Dr. Arokia Nathan is currently the Chief Technical Officer of Cambridge Touch Technologies, a company spun out of the University of Cambridge developing advanced interactive technologies. He received the Ph.D. degree in electrical engineering from the University of Alberta. Following post-doctoral years at LSI Logic Corp., USA, and ETH Zurich, Switzerland, he joined the University of Waterloo, Canada, where he held the DALSA/NSERC Industrial Research Chair in sensor technology and subsequently the Canada Research Chair in nano-scale flexible circuits. He was a recipient of the 2001 NSERC E.W.R. Steacie Fellowship. In 2006, he moved to the U.K. to take up the Sumitomo Chair of Nanotechnology at the London Centre for Nanotechnology, University College London, and subsequently held the Chair of Photonic Systems and Displays in the Department of Engineering, Cambridge University, where he led a multi-disciplinary research group working on the heterogeneous integration of materials and processes, sensors, energy harvesting and storage devices pertinent to wearable technologies. He received the Royal Society Wolfson Research Merit Award and recently the BOE Distinguished Contribution Award for TFT Compact Modeling and Circuit Design. He has held Visiting Professor appointments at the Physical Electronics Laboratory, ETH Zürich and the Engineering Department, Cambridge University, UK. He has published over 600 papers in the field of sensor technology, CAD, thin film transistor electronics, and is a co-author of four books. He has over 100 patents filed/awarded and has founded/co-founded four spin-off companies. He serves on technical committees and editorial boards in various capacities.

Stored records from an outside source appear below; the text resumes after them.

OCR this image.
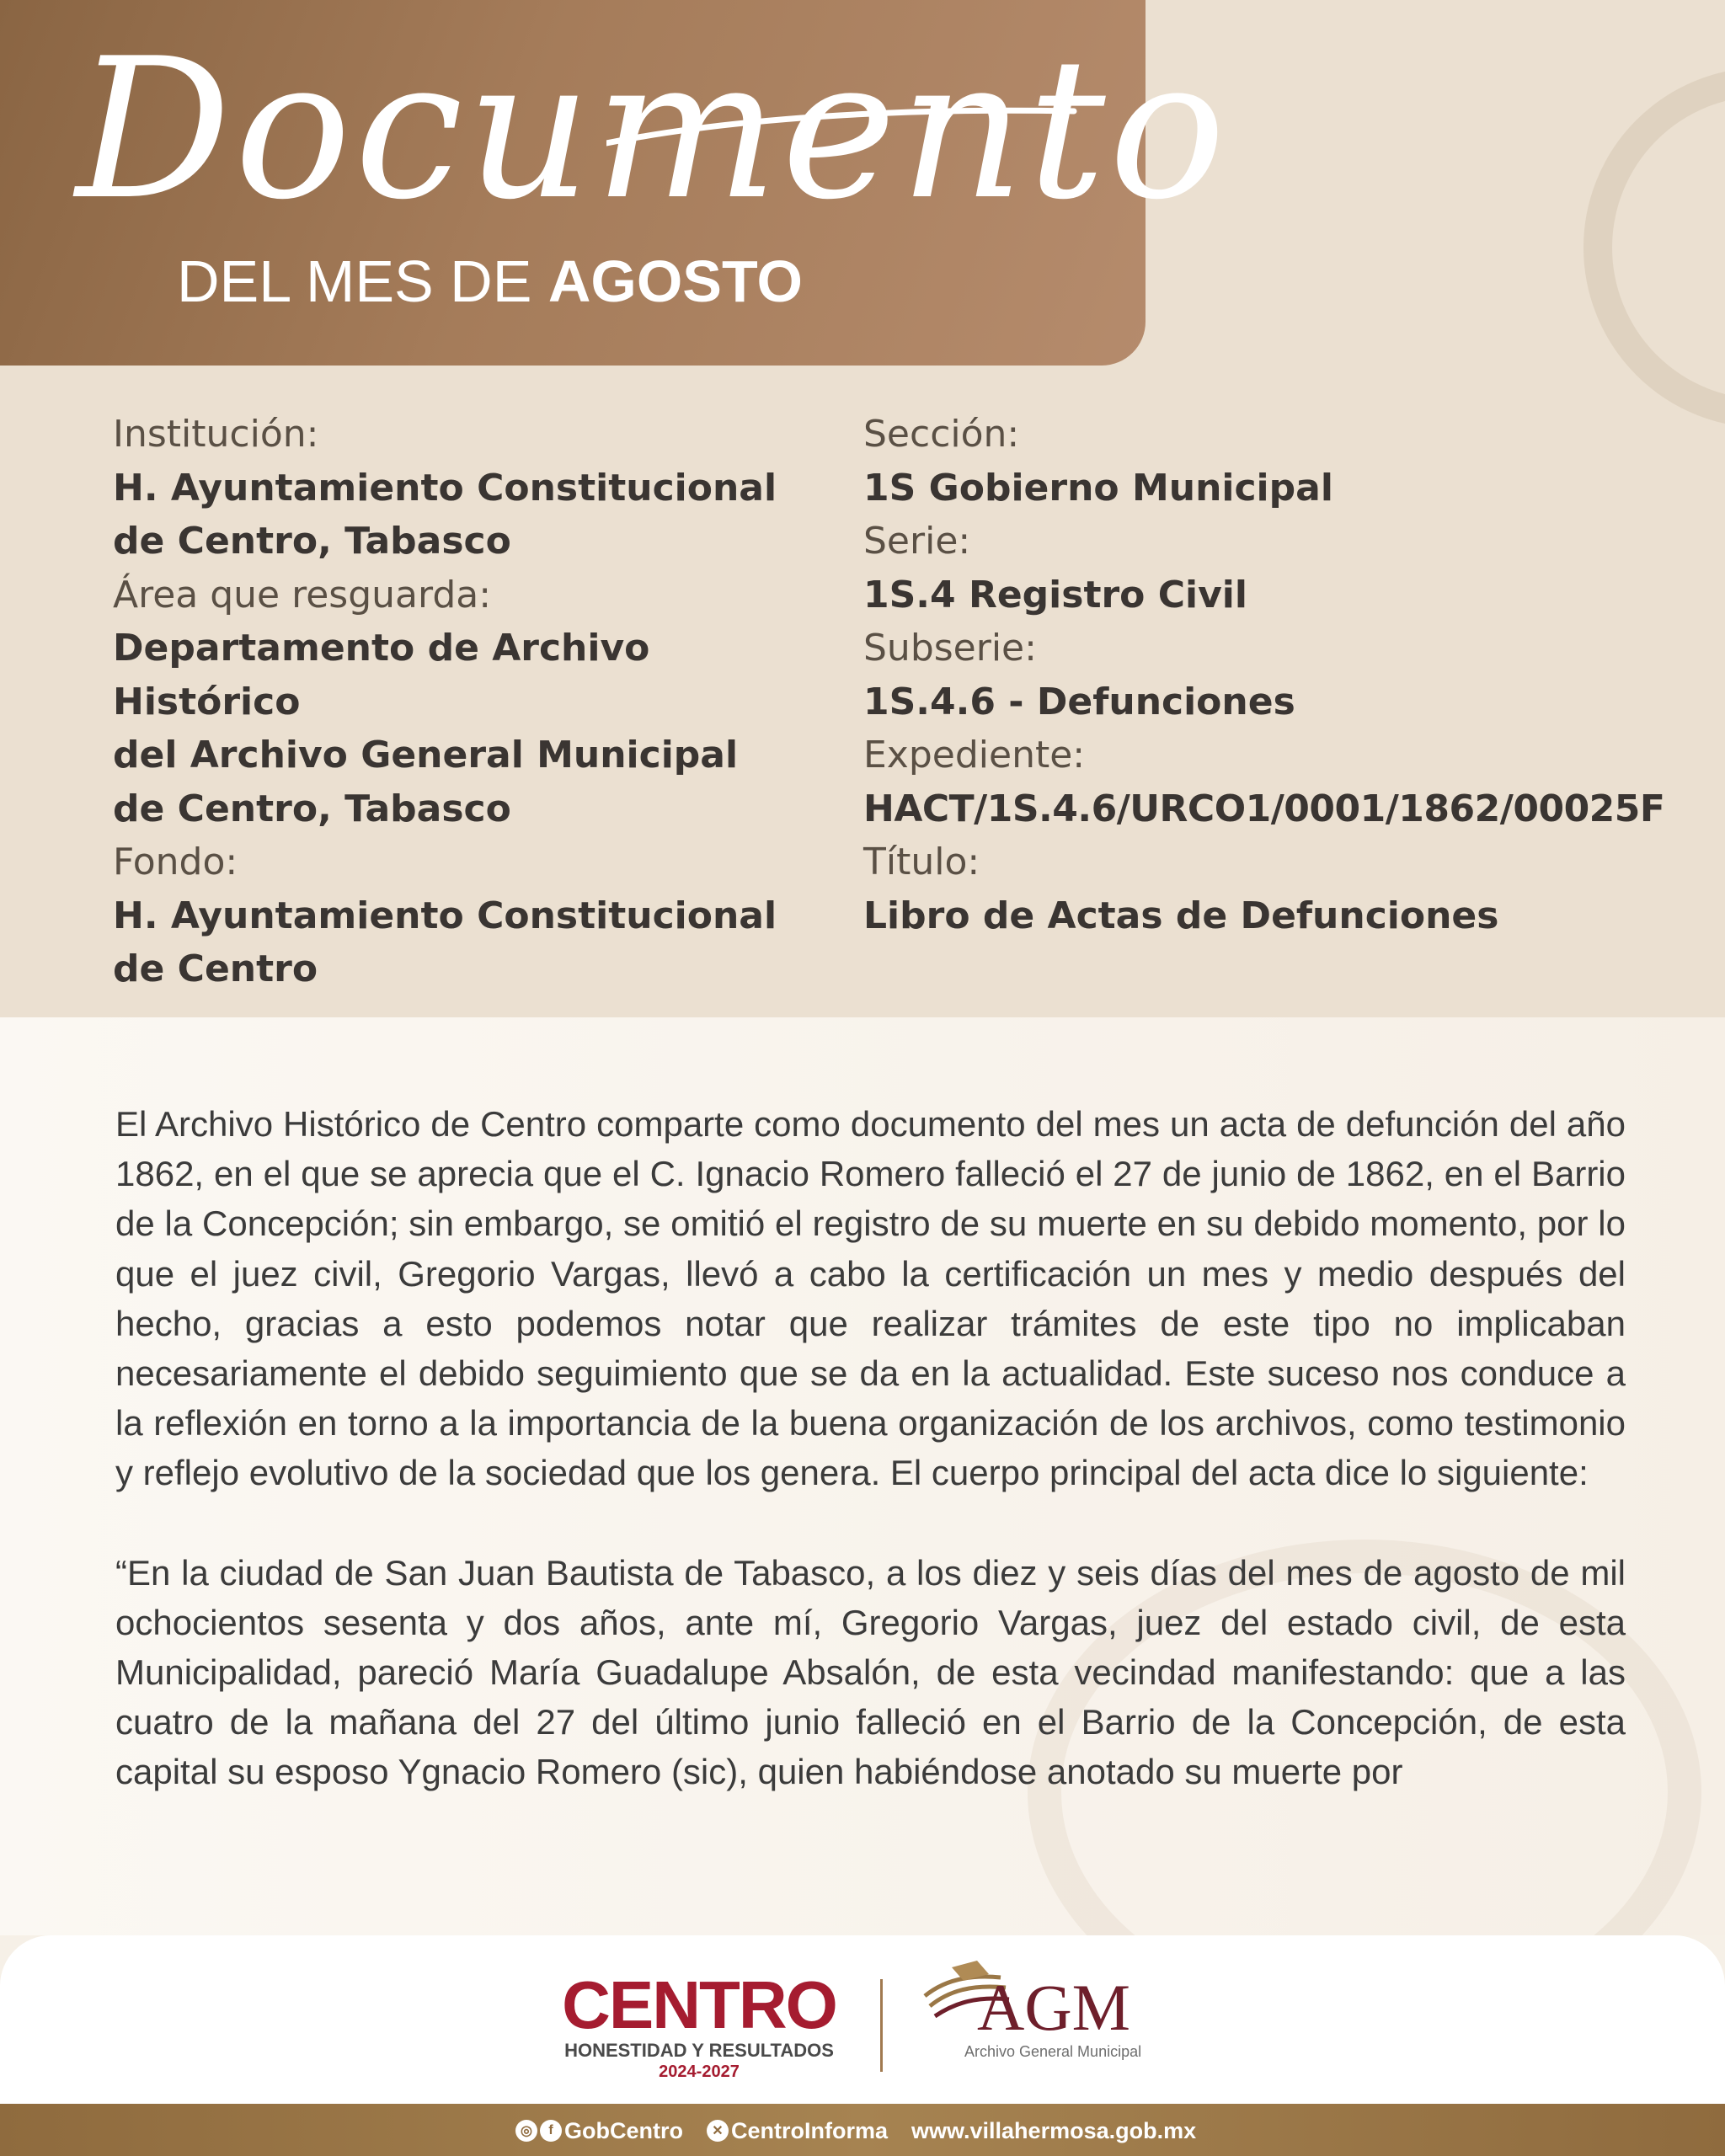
Documento
DEL MES DE AGOSTO
Institución:
H. Ayuntamiento Constitucional
de Centro, Tabasco
Área que resguarda:
Departamento de Archivo Histórico
del Archivo General Municipal
de Centro, Tabasco
Fondo:
H. Ayuntamiento Constitucional
de Centro
Sección:
1S Gobierno Municipal
Serie:
1S.4 Registro Civil
Subserie:
1S.4.6 - Defunciones
Expediente:
HACT/1S.4.6/URCO1/0001/1862/00025F
Título:
Libro de Actas de Defunciones

El Archivo Histórico de Centro comparte como documento del mes un acta de defunción del año 1862, en el que se aprecia que el C. Ignacio Romero falleció el 27 de junio de 1862, en el Barrio de la Concepción; sin embargo, se omitió el registro de su muerte en su debido momento, por lo que el juez civil, Gregorio Vargas, llevó a cabo la certificación un mes y medio después del hecho, gracias a esto podemos notar que realizar trámites de este tipo no implicaban necesariamente el debido seguimiento que se da en la actualidad. Este suceso nos conduce a la reflexión en torno a la importancia de la buena organización de los archivos, como testimonio y reflejo evolutivo de la sociedad que los genera. El cuerpo principal del acta dice lo siguiente:

“En la ciudad de San Juan Bautista de Tabasco, a los diez y seis días del mes de agosto de mil ochocientos sesenta y dos años, ante mí, Gregorio Vargas, juez del estado civil, de esta Municipalidad, pareció María Guadalupe Absalón, de esta vecindad manifestando: que a las cuatro de la mañana del 27 del último junio falleció en el Barrio de la Concepción, de esta capital su esposo Ygnacio Romero (sic), quien habiéndose anotado su muerte por

CENTRO
HONESTIDAD Y RESULTADOS
2024-2027
AGM
Archivo General Municipal
◎	f GobCentro	✕ CentroInforma www.villahermosa.gob.mx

Dr. Nathan is a Chartered Engineer (UK), Fellow of the Institution of Engineering and Technology (UK), Fellow of IEEE (USA), and an IEEE/EDS Distinguished Lecture.

Printed Transistors Pushed To New Operational Limits

Researchers from the University of Cambridge successfully developed a fully printed transistor technology with high gain, low power, low noise, and mechanical bendability that unlocks new possibilities in wearable and implantable technology. The printed transistor readily lends itself to analog […]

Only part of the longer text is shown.